Encarnar un arquetipo no representa necesariamente una experiencia desagradable. Por el contrario, muchas veces puede dar una sensación de realización, de plenitud, de haberse encontrado -¡al fin!- a sí mismo. Y ese es precisamente el origen del conflicto. La identidad conformada en ese diseño arquetípico exitoso comienza entonces a luchar para confirmarse a sí misma, a defenderse de toda experiencia vincular y de destino que ponga en riesgo su continuidad.

Los vínculos y el destino tienen la riqueza de traer a nuestras vidas aquello que desconocemos que somos. Esas relaciones y esos hechos (elegidos o eventuales, placenteros o dolorosos) son activadores de potencialidades de nuestro ser que la imagen de nosotros mismos que atesoramos no es capaz de contener. Sin embargo, identificados con la personalidad arquetípica que nos ha dado seguridad, resistimos aquella oportunidad creativa, rechazamos seguir revelándonos porque creemos que ya nos hemos encontrado.

La identificación arquetípica calma la angustia de no ser. Identificarse con un arquetipo es ser “alguien”. Pero, en la comodidad de esa efectiva (e ilusoria) tranquilidad, la conciencia comienza a sentir el encierro del condicionamiento, la falta de libertad para explorar creatividad. ¿Quién soy más allá de esta imagen de mí mismo que da un sentido que narcotiza la insoportable deriva existencial? Cuando la conciencia intuye el logro de ese sosiego como prisión, lo soñado se convierte en pesadilla. Ser lo que desee comienza a generar ahogo. Emerge la evidencia del amasijo de anhelos inconscientes personales, impersonales y colectivos que configuran lo que hasta ahora creí mi autenticidad esencial.

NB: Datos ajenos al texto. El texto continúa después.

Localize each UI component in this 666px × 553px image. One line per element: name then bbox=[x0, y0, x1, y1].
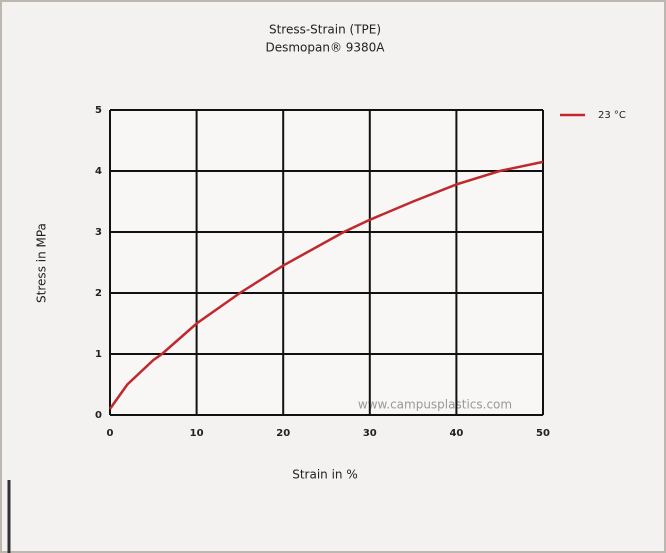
chart-subtitle: Desmopan® 9380A bbox=[265, 41, 385, 55]
x-tick-label: 10 bbox=[190, 428, 204, 439]
y-axis-label: Stress in MPa bbox=[35, 223, 49, 303]
y-tick-label: 3 bbox=[95, 227, 102, 238]
y-tick-label: 1 bbox=[95, 349, 102, 360]
y-tick-label: 0 bbox=[95, 410, 102, 421]
x-tick-label: 30 bbox=[363, 428, 377, 439]
x-tick-label: 40 bbox=[449, 428, 463, 439]
chart-title: Stress-Strain (TPE) bbox=[269, 23, 381, 37]
y-tick-label: 5 bbox=[95, 105, 102, 116]
y-tick-label: 2 bbox=[95, 288, 102, 299]
legend-label: 23 °C bbox=[598, 110, 626, 121]
watermark: www.campusplastics.com bbox=[358, 398, 512, 412]
plot-area bbox=[110, 110, 543, 415]
x-tick-label: 20 bbox=[276, 428, 290, 439]
data-line bbox=[108, 160, 544, 410]
y-tick-label: 4 bbox=[95, 166, 102, 177]
x-tick-label: 0 bbox=[107, 428, 114, 439]
x-tick-label: 50 bbox=[536, 428, 550, 439]
x-axis-label: Strain in % bbox=[292, 468, 358, 482]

La repetición del relato arquetípico inhibe las revelaciones de intuiciones creativas.

La identificación consciente se cristaliza en una imagen que necesita mantenerse igual a sí misma, revalidándose constantemente y no tolerando disidencias. Esa imagen personal cargada de afecto necesita defenderse de lo desconocido de sí mismo y del destino. Lo siente ajeno, una amenaza a la hegemonía de su voluntad personal. La conciencia entra en batalla con lo inconsciente bajo la forma de “torcer al destino” y “vencer a los enemigos”. La personalidad necesita que el destino la confirme. La pesadilla de la personalidad es que los hechos y los otros la contradigan.

La excitante descarga arquetípica impide recorrer la orgánica vitalidad de los procesos.

Ante las dudas existenciales, encarnar un arquetipo promueve la convincente sensación de saber qué hacer y de hacerlo ya. Bajo un aparente activo ejercicio de la voluntad, la conciencia se entrega a la intensidad de una descarga de vitalidad -reactiva y compulsiva- a la que confunde con una respuesta decidida y valiente. El hechizo de la excitación arquetípica no permite que los tiempos de una respuesta más profunda y global se desarrollen. La energía –tanto psíquica como física- no logra circular distribuyendo vitalidad por todo el sistema, sino que se concentra en un punto y estalla.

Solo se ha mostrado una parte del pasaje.